Self-hosting a decade of photos

AI Disclaimer

25 April, 2026

Self-hosting a decade of photos

Hundreds of Gigabytes photos and videos scattered across three Windows drives D:, G:, C:, accumulated over ~15 years of phones, digital cameras, film rolls, and work gigs. No central index, no search, no backup — just chaos and risk.

I wanted to fix this by self-hosting Immich, but file transfer is slow and the cloud setup is painful, so I kept avoiding the daunting task — until last month, when I used Claude Code to finally help me get it off the ground.

PhotoOps

I ran Claude Code from /mnt/ in WSL2. All my PC drives mounted at /mnt/c, /mnt/d, /mnt/g, plus a new 4 TB external HDD at /mnt/q as a physically separate target. I gave Claude Code clear goals and we brainstormed the setup together. The first step was creating order locally. We built a pipeline that walks every drive and moves images out tp /mnt/q — and since the run took hours, I made sure it was resumable so it could pick up after any error/crash.

  1. Index — walked all in-scope folders, captured EXIF date/camera, extracted folder-derived tags. Final result: 115,290 files, 649 GB.
  2. Hash — SHA-256 every file.
  3. Dedupe by content — 17,065 duplicate groups, 21,160 redundant copies = 102 GB of pure waste. A selection algorithm picked one survivor per group with rules like: prefer organized paths, penalize Dupes/ and UUID filenames, prefer the more recently curated drive.
  4. Quarantine, don't delete — copied all 21,160 duplicates to /mnt/q/PhotoQuarantine/ before touching originals.
  5. Consolidate — 92,945 files (547 GB) into /mnt/q/PhotoArchive/YYYY/YYYY-MM-DD/filename.ext.

Side outputs: tag-export.json (820 unique folder-derived tags) and album-mappings.json (673 albums reconstructed from folder structure). This metadata would later flow into Immich as my human-labeled tags and albums.

The infra, ~€13/mo

Hetzner Cloud + a Hetzner Storage Box, all managed as IaC:

Resource Spec €/mo
CAX21 server 4 vCPU ARM, 8 GB RAM 6.99
50 GB SSD volume Postgres + ML model cache 2.18
BX11 Storage Box 1 TB, SSHFS-mounted 3.81
Total ~€13.00

Photos live on the Storage Box, not the volume. SSHFS-mount it at /mnt/photos and point Immich's upload directory there. Slight network latency, massive cost win, and photos survive any server or volume failure because they sit on completely separate infrastructure. The 50 GB volume only holds Postgres and the ML model cache.

Uploading and importing

Photo upload: immich-cli upload --recursive /mnt/q/PhotoArchive/. ~547 GB over a residential line and took multiple sessions.

Album and tag import is where it got fun: Immich's API has no bulk endpoints for what I wanted, so I allowed Claude to do direct SQL into the Postgres container (transactional, dry-run-able and with a DB backup):

  • 606 albums rebuilt from folder structure. 44 got renamed from numeric folder IDs (e.g. 132 → "Tel Aviv 2019") via lookup against a hand-curated film-catalog.tsv of my film rolls.
  • For each catalog-matched album, I also created flat tags like Film: 35mm, Camera: Olympus OM-1, Stock: Portra 400.

Access via Tailscale

The server is reachable only on my tailnet — no public ports open except SSH. The Immich mobile app points at the same hostname as the browser; Tailscale runs as a background VPN on my phone.

Notes

Having everything finally organized has been great — I'm seeing photos I hadn't looked at in years.

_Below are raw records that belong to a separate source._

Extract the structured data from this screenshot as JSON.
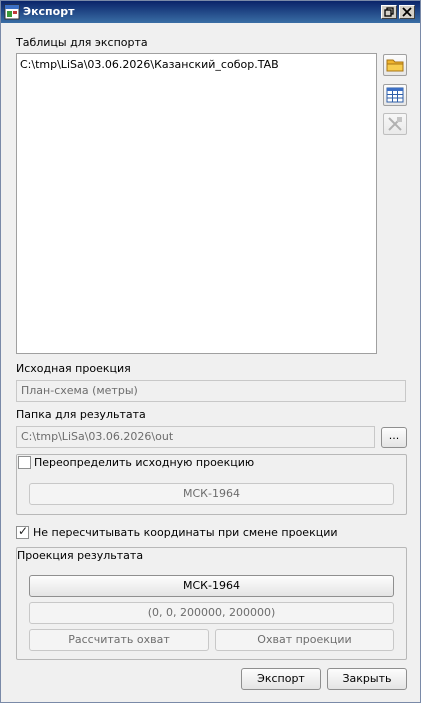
{
  "window": {
    "title": "Экспорт"
  },
  "tables": {
    "label": "Таблицы для экспорта",
    "items": [
      "C:\\tmp\\LiSa\\03.06.2026\\Казанский_собор.TAB"
    ]
  },
  "source_projection": {
    "label": "Исходная проекция",
    "value": "План-схема (метры)"
  },
  "output_folder": {
    "label": "Папка для результата",
    "value": "C:\\tmp\\LiSa\\03.06.2026\\out",
    "browse_label": "..."
  },
  "override_projection": {
    "label": "Переопределить исходную проекцию",
    "checked": false,
    "button": "МСК-1964"
  },
  "no_recalc": {
    "label": "Не пересчитывать координаты при смене проекции",
    "checked": true
  },
  "result_projection": {
    "label": "Проекция результата",
    "projection_button": "МСК-1964",
    "extent_value": "(0, 0, 200000, 200000)",
    "calc_extent_button": "Рассчитать охват",
    "projection_extent_button": "Охват проекции"
  },
  "buttons": {
    "export": "Экспорт",
    "close": "Закрыть"
  },
  "icons": {
    "titlebar": [
      "restore-icon",
      "close-icon"
    ],
    "side": [
      "folder-open-icon",
      "table-icon",
      "remove-icon"
    ]
  }
}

Immich's embedding search is genuinely useful: queries like black and white, desert plane just work. And the whole setup follows the 3-2-1 backup strategy, which keeps data-loss risk low.

  1. Dedupe before you upload. Manual is no fun; there are plenty of deterministic tools.
  2. Quarantine duplicates until you've verified the archive. Disk is cheap; an irreversible mistake isn't.
  3. Storage Box is the cost unlock. €4/mo for 1 TB vs. €40+/mo for the same in block storage. Latency is fine for a photo archive app.
  4. Tailscale for for personal stuff. Exposing your entire photo gallery to the open internet isn't worth the risk.

End state: A great private user experience, 93k photos, 547 GB, searchable, ML-tagged, organized into albums and film-roll metadata, on a €13/mo stack I can rebuild from tofu apply with some environment variables.